Below is the training manual you desperately need to print out and laminate immediately.
The “Common Sense Olfactory Compliance” Training Addendum
Module 1: Environmental Aromas and Patrons
1. The Golden Rule of Food Service Scents
“If a customer can taste your cologne in their pasta, you are wearing too much cologne.”
The human sense of taste is inextricably linked to the sense of smell. When an employee wears heavy artificial fragrances, they are actively mutating the product the customer is paying for.
2. The Scent Matrix: Quick Do’s and Don’ts
| Category | Do | Don’t |
| Personal Hygiene | Shower daily with mild, unscented, or low-scent soap. | Attempt to replace a shower with “just a quick spritz” of body spray. |
| Deodorant | Use neutral, antiperspirant/deodorant options. | Use deodorants that promise to make you smell like a “Midnight Storm” or “Volcanic Amber.” |
| Fragrances | Leave the high-end perfumes, colognes, and body mists at home. | Wear anything that leaves a “scent trail” longer than 6 inches from your body. |
| Gig-Economy / Delivery | Keep delivery vehicles smelling neutral and clean. | Hang five “Black Ice” air fresheners directly over the insulated hot bags. |
3. Role-Specific Guidelines
A. Front of House (Servers, Hosts, Bartenders)

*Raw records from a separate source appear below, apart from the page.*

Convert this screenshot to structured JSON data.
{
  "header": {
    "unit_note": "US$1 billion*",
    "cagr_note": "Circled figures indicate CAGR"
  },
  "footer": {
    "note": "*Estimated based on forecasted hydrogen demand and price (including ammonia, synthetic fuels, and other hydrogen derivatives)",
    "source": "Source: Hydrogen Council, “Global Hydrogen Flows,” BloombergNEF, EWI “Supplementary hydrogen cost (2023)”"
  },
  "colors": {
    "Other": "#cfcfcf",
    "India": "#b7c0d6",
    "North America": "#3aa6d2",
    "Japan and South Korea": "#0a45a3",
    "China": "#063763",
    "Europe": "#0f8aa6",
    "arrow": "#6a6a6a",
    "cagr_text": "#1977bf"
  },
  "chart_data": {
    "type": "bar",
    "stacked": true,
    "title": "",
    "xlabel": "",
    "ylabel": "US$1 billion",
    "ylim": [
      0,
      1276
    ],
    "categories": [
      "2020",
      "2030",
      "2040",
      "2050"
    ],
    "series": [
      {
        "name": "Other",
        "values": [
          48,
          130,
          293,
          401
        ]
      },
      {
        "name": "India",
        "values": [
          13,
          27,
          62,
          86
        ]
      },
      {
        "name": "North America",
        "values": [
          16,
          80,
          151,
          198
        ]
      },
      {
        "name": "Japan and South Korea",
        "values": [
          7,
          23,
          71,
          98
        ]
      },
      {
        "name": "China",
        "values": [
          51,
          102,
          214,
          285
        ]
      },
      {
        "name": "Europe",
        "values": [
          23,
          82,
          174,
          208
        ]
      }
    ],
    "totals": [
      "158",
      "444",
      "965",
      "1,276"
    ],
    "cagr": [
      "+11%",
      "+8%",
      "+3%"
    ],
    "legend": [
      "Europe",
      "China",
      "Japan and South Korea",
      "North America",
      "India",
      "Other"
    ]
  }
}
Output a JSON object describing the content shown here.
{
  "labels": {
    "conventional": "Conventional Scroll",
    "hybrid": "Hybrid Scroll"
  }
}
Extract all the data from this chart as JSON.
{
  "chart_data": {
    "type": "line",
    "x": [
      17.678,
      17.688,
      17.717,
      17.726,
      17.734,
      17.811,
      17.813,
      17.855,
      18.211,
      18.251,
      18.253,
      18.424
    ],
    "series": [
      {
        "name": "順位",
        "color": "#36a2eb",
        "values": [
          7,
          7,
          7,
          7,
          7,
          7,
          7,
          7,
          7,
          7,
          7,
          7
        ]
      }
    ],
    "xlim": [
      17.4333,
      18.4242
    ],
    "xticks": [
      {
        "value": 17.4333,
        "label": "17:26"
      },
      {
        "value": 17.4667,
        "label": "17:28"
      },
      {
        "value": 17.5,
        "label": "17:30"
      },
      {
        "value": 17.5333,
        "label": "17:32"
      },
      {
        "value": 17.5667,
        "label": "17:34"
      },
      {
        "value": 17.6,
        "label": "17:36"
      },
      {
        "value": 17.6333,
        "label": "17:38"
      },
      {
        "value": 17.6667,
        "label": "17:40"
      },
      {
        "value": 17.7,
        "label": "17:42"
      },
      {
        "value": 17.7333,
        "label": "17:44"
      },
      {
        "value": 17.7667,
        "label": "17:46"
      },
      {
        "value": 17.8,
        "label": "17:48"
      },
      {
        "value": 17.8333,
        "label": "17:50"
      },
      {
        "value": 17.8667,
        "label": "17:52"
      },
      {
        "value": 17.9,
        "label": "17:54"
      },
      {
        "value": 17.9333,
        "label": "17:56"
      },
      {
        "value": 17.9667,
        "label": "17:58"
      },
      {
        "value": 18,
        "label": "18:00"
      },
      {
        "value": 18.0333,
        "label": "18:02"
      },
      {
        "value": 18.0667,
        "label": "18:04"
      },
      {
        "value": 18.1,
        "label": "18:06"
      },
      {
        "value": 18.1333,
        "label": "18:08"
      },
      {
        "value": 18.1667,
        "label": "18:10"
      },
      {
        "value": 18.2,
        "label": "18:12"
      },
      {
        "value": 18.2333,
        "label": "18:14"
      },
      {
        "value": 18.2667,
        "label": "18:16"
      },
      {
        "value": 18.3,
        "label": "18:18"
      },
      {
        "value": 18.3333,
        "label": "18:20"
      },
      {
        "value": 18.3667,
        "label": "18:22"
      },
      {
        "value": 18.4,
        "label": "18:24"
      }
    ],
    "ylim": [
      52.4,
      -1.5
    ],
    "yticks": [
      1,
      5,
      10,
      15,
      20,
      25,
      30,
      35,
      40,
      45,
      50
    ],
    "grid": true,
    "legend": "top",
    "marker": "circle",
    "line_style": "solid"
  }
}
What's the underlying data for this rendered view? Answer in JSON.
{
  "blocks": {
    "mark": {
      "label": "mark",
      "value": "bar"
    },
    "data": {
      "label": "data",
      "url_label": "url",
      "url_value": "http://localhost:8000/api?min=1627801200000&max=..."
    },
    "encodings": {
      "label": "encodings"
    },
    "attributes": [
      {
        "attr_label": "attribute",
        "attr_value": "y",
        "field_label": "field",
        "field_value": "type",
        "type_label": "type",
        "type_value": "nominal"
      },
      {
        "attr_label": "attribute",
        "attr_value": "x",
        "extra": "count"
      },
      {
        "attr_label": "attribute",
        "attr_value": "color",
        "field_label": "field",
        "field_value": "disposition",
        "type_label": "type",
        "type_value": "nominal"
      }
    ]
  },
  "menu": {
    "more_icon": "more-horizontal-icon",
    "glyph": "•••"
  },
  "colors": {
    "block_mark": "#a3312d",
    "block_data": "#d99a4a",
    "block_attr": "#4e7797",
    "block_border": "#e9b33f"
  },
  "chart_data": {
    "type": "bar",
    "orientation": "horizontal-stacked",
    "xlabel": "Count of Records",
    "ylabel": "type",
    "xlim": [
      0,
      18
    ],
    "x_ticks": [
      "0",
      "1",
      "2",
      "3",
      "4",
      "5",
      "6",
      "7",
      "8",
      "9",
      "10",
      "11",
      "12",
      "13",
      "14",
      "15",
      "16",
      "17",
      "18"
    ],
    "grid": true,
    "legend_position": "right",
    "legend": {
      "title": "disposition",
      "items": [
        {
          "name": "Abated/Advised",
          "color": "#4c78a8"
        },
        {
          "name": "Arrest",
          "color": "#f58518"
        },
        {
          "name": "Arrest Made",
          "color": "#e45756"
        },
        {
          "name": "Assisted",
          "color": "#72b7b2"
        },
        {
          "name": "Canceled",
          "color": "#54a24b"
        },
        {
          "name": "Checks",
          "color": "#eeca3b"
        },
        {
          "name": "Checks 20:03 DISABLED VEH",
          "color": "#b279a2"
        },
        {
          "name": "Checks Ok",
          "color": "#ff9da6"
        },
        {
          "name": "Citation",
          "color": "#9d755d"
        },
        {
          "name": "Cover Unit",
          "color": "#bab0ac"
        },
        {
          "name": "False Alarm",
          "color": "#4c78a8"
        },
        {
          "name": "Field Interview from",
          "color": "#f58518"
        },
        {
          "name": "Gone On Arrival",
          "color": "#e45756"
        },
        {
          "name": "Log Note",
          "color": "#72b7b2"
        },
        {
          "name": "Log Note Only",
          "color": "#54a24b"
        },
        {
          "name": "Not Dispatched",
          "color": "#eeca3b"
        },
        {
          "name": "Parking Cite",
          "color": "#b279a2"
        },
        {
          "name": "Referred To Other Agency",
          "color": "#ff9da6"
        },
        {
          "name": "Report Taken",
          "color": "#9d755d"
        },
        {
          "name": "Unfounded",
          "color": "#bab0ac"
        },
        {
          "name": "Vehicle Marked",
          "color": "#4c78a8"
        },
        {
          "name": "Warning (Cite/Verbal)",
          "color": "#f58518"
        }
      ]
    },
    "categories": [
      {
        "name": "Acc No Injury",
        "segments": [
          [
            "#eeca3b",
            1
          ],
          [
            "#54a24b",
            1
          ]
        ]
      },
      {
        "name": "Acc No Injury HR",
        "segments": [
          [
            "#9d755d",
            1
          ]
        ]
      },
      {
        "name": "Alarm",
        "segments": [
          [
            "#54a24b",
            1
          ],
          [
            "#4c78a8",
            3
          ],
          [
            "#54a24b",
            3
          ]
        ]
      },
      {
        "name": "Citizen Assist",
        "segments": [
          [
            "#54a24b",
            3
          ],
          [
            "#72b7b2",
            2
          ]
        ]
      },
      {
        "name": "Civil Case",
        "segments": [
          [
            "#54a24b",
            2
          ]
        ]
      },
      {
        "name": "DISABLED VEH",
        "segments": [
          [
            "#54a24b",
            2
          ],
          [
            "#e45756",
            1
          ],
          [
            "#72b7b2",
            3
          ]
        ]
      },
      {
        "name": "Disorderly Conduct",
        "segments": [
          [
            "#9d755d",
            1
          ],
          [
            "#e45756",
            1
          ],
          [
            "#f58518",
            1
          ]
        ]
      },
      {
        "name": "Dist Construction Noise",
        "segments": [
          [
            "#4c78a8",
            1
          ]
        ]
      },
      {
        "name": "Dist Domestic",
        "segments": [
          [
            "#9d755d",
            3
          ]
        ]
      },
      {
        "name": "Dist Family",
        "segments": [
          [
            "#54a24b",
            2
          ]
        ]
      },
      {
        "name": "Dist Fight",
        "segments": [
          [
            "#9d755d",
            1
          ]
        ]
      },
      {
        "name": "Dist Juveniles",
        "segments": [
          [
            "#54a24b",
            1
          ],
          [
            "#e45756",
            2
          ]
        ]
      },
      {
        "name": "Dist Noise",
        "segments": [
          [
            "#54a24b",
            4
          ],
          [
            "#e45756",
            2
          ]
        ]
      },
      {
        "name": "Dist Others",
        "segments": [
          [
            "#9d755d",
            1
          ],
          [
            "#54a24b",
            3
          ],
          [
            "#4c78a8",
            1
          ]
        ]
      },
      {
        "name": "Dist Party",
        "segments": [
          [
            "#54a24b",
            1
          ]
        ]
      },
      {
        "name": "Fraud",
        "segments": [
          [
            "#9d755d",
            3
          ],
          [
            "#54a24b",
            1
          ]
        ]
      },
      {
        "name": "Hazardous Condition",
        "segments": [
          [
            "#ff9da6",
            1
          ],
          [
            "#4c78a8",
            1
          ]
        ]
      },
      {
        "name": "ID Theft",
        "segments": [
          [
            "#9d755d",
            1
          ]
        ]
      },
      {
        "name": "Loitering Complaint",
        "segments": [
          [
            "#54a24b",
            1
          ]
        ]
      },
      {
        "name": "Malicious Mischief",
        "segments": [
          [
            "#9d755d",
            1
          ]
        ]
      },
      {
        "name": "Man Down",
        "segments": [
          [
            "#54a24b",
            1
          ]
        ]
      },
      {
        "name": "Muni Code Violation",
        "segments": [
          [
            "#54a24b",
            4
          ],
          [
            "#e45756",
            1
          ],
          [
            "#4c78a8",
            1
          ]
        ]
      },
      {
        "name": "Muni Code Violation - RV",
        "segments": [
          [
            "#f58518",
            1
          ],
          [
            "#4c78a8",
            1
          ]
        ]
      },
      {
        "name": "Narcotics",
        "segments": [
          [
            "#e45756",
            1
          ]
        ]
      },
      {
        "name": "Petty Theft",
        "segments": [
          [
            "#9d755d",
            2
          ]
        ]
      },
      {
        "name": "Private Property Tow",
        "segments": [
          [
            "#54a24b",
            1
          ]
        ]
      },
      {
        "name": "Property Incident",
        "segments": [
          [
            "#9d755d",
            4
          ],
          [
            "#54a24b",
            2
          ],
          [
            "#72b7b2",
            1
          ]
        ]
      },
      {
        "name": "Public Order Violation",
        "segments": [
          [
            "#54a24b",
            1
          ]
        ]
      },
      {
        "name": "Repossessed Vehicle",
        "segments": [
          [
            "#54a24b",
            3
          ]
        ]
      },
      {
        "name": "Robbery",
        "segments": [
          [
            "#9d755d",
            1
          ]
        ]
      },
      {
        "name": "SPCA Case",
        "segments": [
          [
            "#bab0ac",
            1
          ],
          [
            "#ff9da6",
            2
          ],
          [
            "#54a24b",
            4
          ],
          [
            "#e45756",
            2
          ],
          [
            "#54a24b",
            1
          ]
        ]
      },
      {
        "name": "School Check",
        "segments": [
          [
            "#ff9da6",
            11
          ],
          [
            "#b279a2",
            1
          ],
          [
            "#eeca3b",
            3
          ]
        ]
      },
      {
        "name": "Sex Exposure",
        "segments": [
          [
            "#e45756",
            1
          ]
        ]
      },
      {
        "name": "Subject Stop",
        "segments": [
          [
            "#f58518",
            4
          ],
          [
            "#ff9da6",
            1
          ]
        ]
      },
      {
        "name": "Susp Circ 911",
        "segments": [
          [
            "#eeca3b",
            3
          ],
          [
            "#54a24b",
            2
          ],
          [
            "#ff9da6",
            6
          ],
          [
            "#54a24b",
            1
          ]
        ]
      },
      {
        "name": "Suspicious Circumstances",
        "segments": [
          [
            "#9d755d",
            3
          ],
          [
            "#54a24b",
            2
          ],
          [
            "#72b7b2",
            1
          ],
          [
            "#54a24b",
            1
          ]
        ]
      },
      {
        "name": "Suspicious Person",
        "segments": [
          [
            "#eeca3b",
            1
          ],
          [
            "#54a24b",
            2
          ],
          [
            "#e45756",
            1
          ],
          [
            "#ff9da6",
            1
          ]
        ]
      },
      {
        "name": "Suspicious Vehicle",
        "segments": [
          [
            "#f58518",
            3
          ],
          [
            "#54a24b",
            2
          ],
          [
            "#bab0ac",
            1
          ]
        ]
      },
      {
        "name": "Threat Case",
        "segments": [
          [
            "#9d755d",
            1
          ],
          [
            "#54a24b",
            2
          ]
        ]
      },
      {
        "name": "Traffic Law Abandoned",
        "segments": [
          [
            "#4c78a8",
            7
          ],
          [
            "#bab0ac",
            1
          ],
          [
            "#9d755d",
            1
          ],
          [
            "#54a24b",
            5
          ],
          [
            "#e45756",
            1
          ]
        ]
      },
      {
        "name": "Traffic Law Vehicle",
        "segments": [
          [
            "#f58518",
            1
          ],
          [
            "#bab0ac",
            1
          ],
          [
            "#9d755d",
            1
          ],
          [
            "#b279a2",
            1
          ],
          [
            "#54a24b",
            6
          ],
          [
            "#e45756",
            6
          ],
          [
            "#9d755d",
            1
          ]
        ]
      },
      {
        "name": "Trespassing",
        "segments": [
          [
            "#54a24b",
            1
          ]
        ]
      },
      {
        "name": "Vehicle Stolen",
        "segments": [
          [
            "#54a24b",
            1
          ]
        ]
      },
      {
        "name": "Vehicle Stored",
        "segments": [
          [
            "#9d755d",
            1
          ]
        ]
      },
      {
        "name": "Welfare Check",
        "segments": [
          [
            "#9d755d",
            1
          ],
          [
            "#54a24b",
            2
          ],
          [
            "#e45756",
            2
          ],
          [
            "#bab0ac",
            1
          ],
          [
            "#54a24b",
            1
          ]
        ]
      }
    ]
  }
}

- You are walking through an ecosystem of flavors. A guest paying $\$40$ for a ribeye steak wants to smell the char and the butter, not your heavy patchouli oil.
- The “Arm’s Length” Test: If you raise your arm to pour water and you can smell your own fragrance, the guest can definitely smell it. Wash it off.
B. Back of House (Cooks, Platers, Expediters)
- Heat amplifies scent. The ambient temperature of a kitchen line acts as an incubator for whatever cheap cologne you applied at 4:00 PM.
- Your job is to monitor the quality of the food by smelling it. If your nostrils are full of your own perfume, you cannot tell if the seafood is turned or the sauce is burnt.
C. Delivery & Shopping Partners (DoorDash, UberEats, Instacart, Pizza Drivers)
- The inside of your vehicle is an oven. When you place a warm bag of food into a car that smells heavily of chemical air fresheners or personal cologne, the cardboard and plastic absorb those oils.
- The Rule: The customer’s food should never hint at your personal aesthetic choices.
Corrective Action Policy
If a manager or a customer can identify your fragrance by name (e.g., “Is that Sauvage?”), you will be asked to clock out, go home, and scrub down. Let’s let the garlic, the onions, and the fresh-baked bread do the talking from now on.